Focus film reviewer, Patty Papageorgiou-Axford reviews this latest offering from Disney Pixar
Little Mike Wazowski is the kid in the shadows. The kid no one picks for their team and who always gets stuck with the teacher when everyone “buddies up” on trips. However little Mike Wazowski is a dreamer. And a school visit to the great corporation of Monsters Incorporated, gives Mike a glimpse of a world he knows in his heart he is destined for. Mike is going to grow up to be a Scarer.
Cue several years later when Mike steps off the bus at Monsters University, and armed with enthusiasm, textbooks and techniques plunges headfirst into pursuing his lifelong dream.
But all is not plain sailing for Mike. Dean Hardscrabble of the Scare Faculty is a renown and respected record braking scarer and a ruthless, unforgiving professor. Only the best of the best make it through her Scare Programme and she spells it out plain and clear to Mike. Try as he may, he simply isn’t a scary monster. Rubbing salt in his wounds is the presence of James Sullivan, of the long line of Sullivan Scarers. James, “Sully”, achieves results effortlessly, a natural scarer riding on the success of previous generations. Mike has found his nemesis.
Determined to prove everyone wrong, he joins a fraternity of misfits, the Oozma Kappas, and enters the unlikely team into the annual Scare Games in order to win a place on the Scare Programme. When circumstances land Sully in the Oozma Kappas’ house, the two monsters have to put their rivalry aside and learn how to work together and as a team.
From the day Pixar brought Toy Story to the screen, they have not ceased to create films that move children and adults alike. The story carefully thought out, the animation faultless as usual, colourful and vibrant as well as comical and poignant in the right places. The youthfulness of the characters is evident – this is after all set quite a few years before we first saw them in Monsters Inc – in their looks and their demeanour. But the real beauty of Pixar’s films is always the story. You think you know what’s coming, but there is more than one surprise along the way. Defying expectation, our heroes do not “win the day” in the conventional sense. We all know already that Mike does not become a scarer (in Monsters Inc he is the pencil pusher, Sully’s coach and partner). During the Scare Games Mike comes to terms with the bitter truth that he does not have what it takes to be a Scarer. Likewise, Sully discovers that his presence alone is only worth half a job and he cannot carry on piggybacking on his family’s reputation. But in each other, they find the strengths they lack and the support they need.

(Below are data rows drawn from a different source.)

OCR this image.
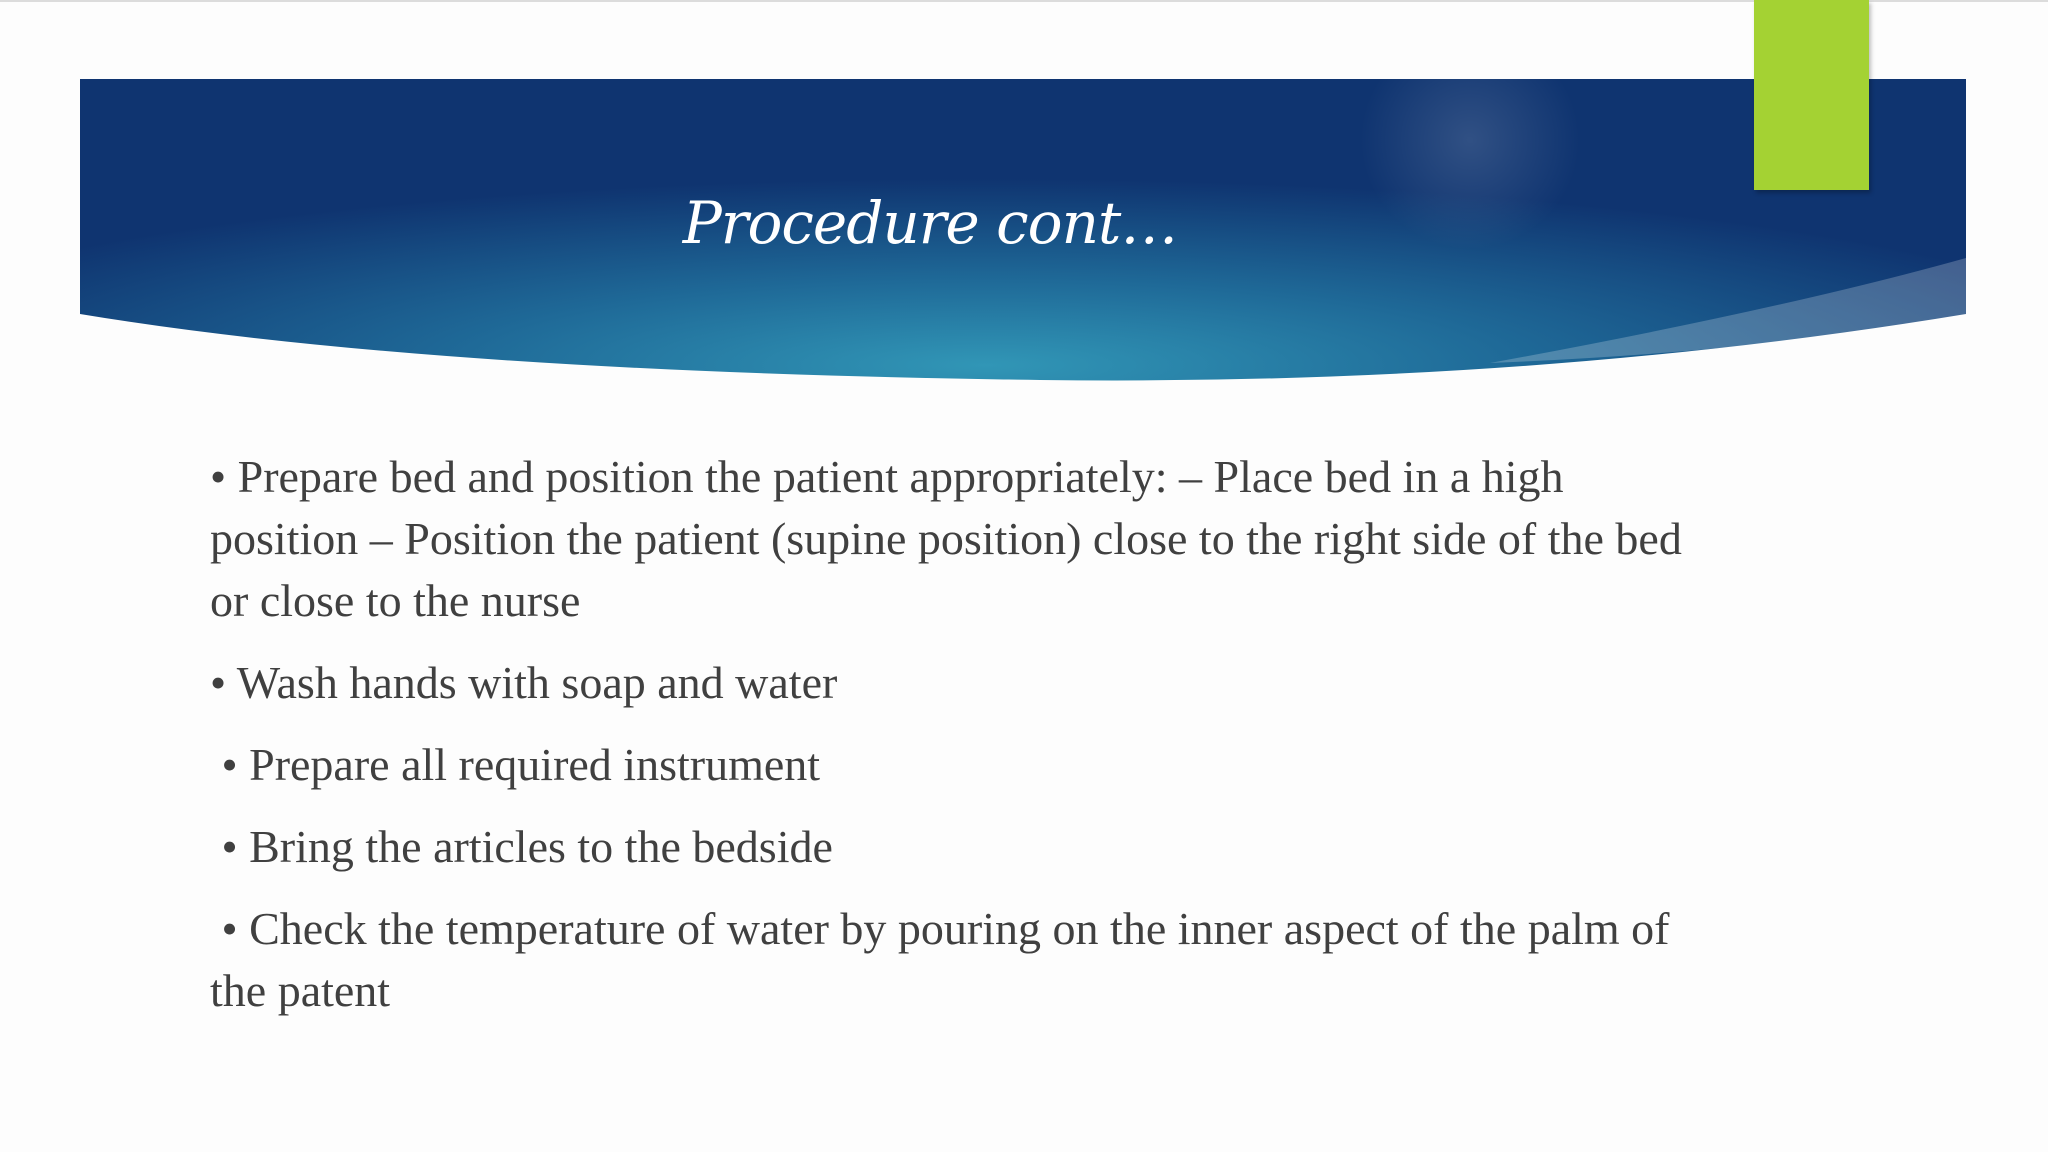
Procedure cont…
• Prepare bed and position the patient appropriately: – Place bed in a high position – Position the patient (supine position) close to the right side of the bed or close to the nurse
• Wash hands with soap and water
• Prepare all required instrument
• Bring the articles to the bedside
• Check the temperature of water by pouring on the inner aspect of the palm of the patent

Beautifully, the film delivers a positive message out of a harsh reality many of us may well have experienced. Follow your dream, yes, but feel no shame or disappointment if you don’t achieve it. Because in that journey, you will find hidden strengths, your true calling and friendships that will carry you through life. A message that not only validates our own life experiences, but one I for certain would like my own children to learn.